En charge de la commission des affaires sociales du Conseil général durant plusieurs années, j’avais mesuré l’ampleur du phénomène sans pouvoir le traiter tant il est entré dans les mœurs.
Des places de crèches à celles des cantines, des centres de loisirs aux places de bus, de l’accès à la culture à la facturation des maisons de retraite ou des logements HLM, de nombreux tarifs prennent en compte les revenus de la famille qui utilise le service mis en place.
Comme la plupart de ces services sont déficitaires du fait de ces tarifs, c’est l’impôt qui vient compenser les pertes.
Aussi compréhensible soit-elle, cette redistribution par les prix pose de nombreux problèmes.
– Le premier problème est de justice sociale. Le mécanisme lui-même est souvent sommaire. Des effets de seuil faussent les prix et souvent un léger dépassement de la tranche des revenus a des conséquences financières importantes.
– Une tentation de fraude ou un soupçon de dissimulation dans la composition des familles (ne pas déclarer son conjoint et se dire célibataire !) ou dans la déclaration de revenus.
– Le cumul de cette redistribution par les prix finit par fausser la comparaison entre revenus d’activité et revenus de solidarité.
– Grave également, le fait qu’il devient impossible de mesurer la réalité du service rendu puisqu’il n’est plus payé à sa valeur. Chaque acteur social ou culturel, sportif ou économique peut demander toutes les aides qu’il souhaite au nom de la nécessité d’aider les plus défavorisés sans que personne ne sache si ces financement servent tous à l’objectif affiché ou à une rente pour les acteurs du service dont les personnels sont souvent mieux rémunérés que les personnels publics eux-mêmes !
– Le moins grave n’est sans doute pas le clientélisme et la démagogie qui s’immiscent immanquablement dans de telles pratiques.
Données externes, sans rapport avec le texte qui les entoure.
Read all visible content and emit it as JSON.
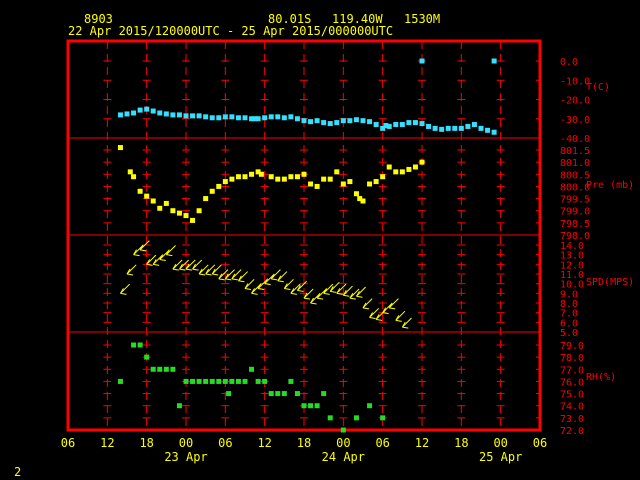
{
  "header": {
    "station": "8903",
    "lat": "80.01S",
    "lon": "119.40W",
    "elev": "1530M",
    "period": "22 Apr 2015/120000UTC - 25 Apr 2015/000000UTC"
  },
  "footer": {
    "page_number": "2"
  },
  "colors": {
    "frame": "#ff0000",
    "text": "#ffff00",
    "temp": "#33e0ff",
    "pressure": "#ffff00",
    "wind": "#ffff00",
    "rh": "#22dd22"
  },
  "chart_data": {
    "type": "scatter",
    "x_axis": {
      "unit": "hours from 22 Apr 2015 06 UTC",
      "range": [
        0,
        72
      ],
      "tick_labels": [
        "06",
        "12",
        "18",
        "00",
        "06",
        "12",
        "18",
        "00",
        "06",
        "12",
        "18",
        "00",
        "06"
      ],
      "date_labels": [
        {
          "label": "23 Apr",
          "x": 18
        },
        {
          "label": "24 Apr",
          "x": 42
        },
        {
          "label": "25 Apr",
          "x": 66
        }
      ]
    },
    "panels": [
      {
        "id": "temp",
        "label": "T(C)",
        "ylim": [
          -40,
          5
        ],
        "ticks": [
          "0.0",
          "-10.0",
          "-20.0",
          "-30.0",
          "-40.0"
        ],
        "tick_values": [
          0,
          -10,
          -20,
          -30,
          -40
        ],
        "points": [
          [
            8,
            -28
          ],
          [
            9,
            -27.5
          ],
          [
            10,
            -27
          ],
          [
            11,
            -25.5
          ],
          [
            12,
            -25
          ],
          [
            13,
            -26
          ],
          [
            14,
            -27
          ],
          [
            15,
            -27.5
          ],
          [
            16,
            -28
          ],
          [
            17,
            -28
          ],
          [
            18,
            -28.5
          ],
          [
            19,
            -28.5
          ],
          [
            20,
            -28.5
          ],
          [
            21,
            -29
          ],
          [
            22,
            -29.5
          ],
          [
            23,
            -29.5
          ],
          [
            24,
            -29
          ],
          [
            25,
            -29
          ],
          [
            26,
            -29.5
          ],
          [
            27,
            -29.5
          ],
          [
            28,
            -30
          ],
          [
            28.5,
            -30
          ],
          [
            29,
            -30
          ],
          [
            30,
            -29.5
          ],
          [
            31,
            -29
          ],
          [
            32,
            -29
          ],
          [
            33,
            -29.5
          ],
          [
            34,
            -29
          ],
          [
            35,
            -30
          ],
          [
            36,
            -31
          ],
          [
            37,
            -31.5
          ],
          [
            38,
            -31
          ],
          [
            39,
            -32
          ],
          [
            40,
            -32.5
          ],
          [
            41,
            -32
          ],
          [
            42,
            -31
          ],
          [
            43,
            -31
          ],
          [
            44,
            -30.5
          ],
          [
            45,
            -31
          ],
          [
            46,
            -31.5
          ],
          [
            47,
            -33
          ],
          [
            48,
            -35
          ],
          [
            48.5,
            -33.5
          ],
          [
            49,
            -34
          ],
          [
            50,
            -33
          ],
          [
            51,
            -33
          ],
          [
            52,
            -32
          ],
          [
            53,
            -32
          ],
          [
            54,
            -32.5
          ],
          [
            55,
            -34
          ],
          [
            56,
            -35
          ],
          [
            57,
            -35.5
          ],
          [
            58,
            -35
          ],
          [
            59,
            -35
          ],
          [
            60,
            -35
          ],
          [
            61,
            -34
          ],
          [
            62,
            -33
          ],
          [
            63,
            -35
          ],
          [
            64,
            -36
          ],
          [
            65,
            -37
          ],
          [
            54,
            0
          ],
          [
            65,
            0
          ]
        ]
      },
      {
        "id": "pressure",
        "label": "Pre (mb)",
        "ylim": [
          798,
          802
        ],
        "ticks": [
          "801.5",
          "801.0",
          "800.5",
          "800.0",
          "799.5",
          "799.0",
          "798.5",
          "798.0"
        ],
        "tick_values": [
          801.5,
          801.0,
          800.5,
          800.0,
          799.5,
          799.0,
          798.5,
          798.0
        ],
        "points": [
          [
            8,
            801.6
          ],
          [
            9.5,
            800.6
          ],
          [
            10,
            800.4
          ],
          [
            11,
            799.8
          ],
          [
            12,
            799.6
          ],
          [
            13,
            799.4
          ],
          [
            14,
            799.1
          ],
          [
            15,
            799.3
          ],
          [
            16,
            799.0
          ],
          [
            17,
            798.9
          ],
          [
            18,
            798.8
          ],
          [
            19,
            798.6
          ],
          [
            20,
            799.0
          ],
          [
            21,
            799.5
          ],
          [
            22,
            799.8
          ],
          [
            23,
            800.0
          ],
          [
            24,
            800.2
          ],
          [
            25,
            800.3
          ],
          [
            26,
            800.4
          ],
          [
            27,
            800.4
          ],
          [
            28,
            800.5
          ],
          [
            29,
            800.6
          ],
          [
            29.5,
            800.5
          ],
          [
            31,
            800.4
          ],
          [
            32,
            800.3
          ],
          [
            33,
            800.3
          ],
          [
            34,
            800.4
          ],
          [
            35,
            800.4
          ],
          [
            36,
            800.5
          ],
          [
            37,
            800.1
          ],
          [
            38,
            800.0
          ],
          [
            39,
            800.3
          ],
          [
            40,
            800.3
          ],
          [
            41,
            800.6
          ],
          [
            42,
            800.1
          ],
          [
            43,
            800.2
          ],
          [
            44,
            799.7
          ],
          [
            44.5,
            799.5
          ],
          [
            45,
            799.4
          ],
          [
            46,
            800.1
          ],
          [
            47,
            800.2
          ],
          [
            48,
            800.4
          ],
          [
            49,
            800.8
          ],
          [
            50,
            800.6
          ],
          [
            51,
            800.6
          ],
          [
            52,
            800.7
          ],
          [
            53,
            800.8
          ],
          [
            54,
            801.0
          ]
        ]
      },
      {
        "id": "wind",
        "label": "SPD(MPS)",
        "ylim": [
          4.5,
          14.5
        ],
        "ticks": [
          "14.0",
          "13.0",
          "12.0",
          "11.0",
          "10.0",
          "9.0",
          "8.0",
          "7.0",
          "6.0",
          "5.0"
        ],
        "tick_values": [
          14,
          13,
          12,
          11,
          10,
          9,
          8,
          7,
          6,
          5
        ],
        "barb_dir_deg": 45,
        "points": [
          [
            8,
            9.0
          ],
          [
            9,
            11.0
          ],
          [
            10,
            13.0
          ],
          [
            11,
            13.5
          ],
          [
            12,
            12.0
          ],
          [
            13,
            12.0
          ],
          [
            14,
            12.5
          ],
          [
            15,
            13.0
          ],
          [
            16,
            11.5
          ],
          [
            17,
            11.5
          ],
          [
            18,
            11.5
          ],
          [
            19,
            11.5
          ],
          [
            20,
            11.0
          ],
          [
            21,
            11.0
          ],
          [
            22,
            11.0
          ],
          [
            23,
            10.5
          ],
          [
            24,
            10.5
          ],
          [
            25,
            10.5
          ],
          [
            26,
            10.3
          ],
          [
            27,
            9.5
          ],
          [
            28,
            9.0
          ],
          [
            29,
            9.5
          ],
          [
            30,
            10.0
          ],
          [
            31,
            10.5
          ],
          [
            32,
            10.3
          ],
          [
            33,
            9.5
          ],
          [
            34,
            9.0
          ],
          [
            35,
            9.3
          ],
          [
            36,
            8.5
          ],
          [
            37,
            8.0
          ],
          [
            38,
            8.5
          ],
          [
            39,
            9.0
          ],
          [
            40,
            9.2
          ],
          [
            41,
            9.0
          ],
          [
            42,
            8.8
          ],
          [
            43,
            8.5
          ],
          [
            44,
            8.7
          ],
          [
            45,
            7.5
          ],
          [
            46,
            6.5
          ],
          [
            47,
            6.3
          ],
          [
            48,
            7.0
          ],
          [
            49,
            7.5
          ],
          [
            50,
            6.2
          ],
          [
            51,
            5.5
          ]
        ]
      },
      {
        "id": "rh",
        "label": "RH(%)",
        "ylim": [
          72,
          79.5
        ],
        "ticks": [
          "79.0",
          "78.0",
          "77.0",
          "76.0",
          "75.0",
          "74.0",
          "73.0",
          "72.0"
        ],
        "tick_values": [
          79,
          78,
          77,
          76,
          75,
          74,
          73,
          72
        ],
        "points": [
          [
            8,
            76
          ],
          [
            10,
            79
          ],
          [
            11,
            79
          ],
          [
            12,
            78
          ],
          [
            13,
            77
          ],
          [
            14,
            77
          ],
          [
            15,
            77
          ],
          [
            16,
            77
          ],
          [
            17,
            74
          ],
          [
            18,
            76
          ],
          [
            19,
            76
          ],
          [
            20,
            76
          ],
          [
            21,
            76
          ],
          [
            22,
            76
          ],
          [
            23,
            76
          ],
          [
            24,
            76
          ],
          [
            24.5,
            75
          ],
          [
            25,
            76
          ],
          [
            26,
            76
          ],
          [
            27,
            76
          ],
          [
            28,
            77
          ],
          [
            29,
            76
          ],
          [
            30,
            76
          ],
          [
            31,
            75
          ],
          [
            32,
            75
          ],
          [
            33,
            75
          ],
          [
            34,
            76
          ],
          [
            35,
            75
          ],
          [
            36,
            74
          ],
          [
            37,
            74
          ],
          [
            38,
            74
          ],
          [
            39,
            75
          ],
          [
            40,
            73
          ],
          [
            42,
            72
          ],
          [
            44,
            73
          ],
          [
            46,
            74
          ],
          [
            48,
            73
          ]
        ]
      }
    ]
  }
}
Rien n’est pire pour l’image publique que la « combine » qui se pare des atours de la vertu !
Je me suis souvent demandé s’il ne serait pas plus efficient d’augmenter le RSA plutôt que de cumuler ces aides dont on sait mal si toutes atteignent leur objectif, d’autant que, dès que le service est privatisé, la légitimité de ces aides à l’entreprise pose de vrais problèmes, comme nous le fait remarquer la Commission européenne.
Une réflexion sur ce thème me paraît indispensable à l’aube de l’élection municipale…
A suivre…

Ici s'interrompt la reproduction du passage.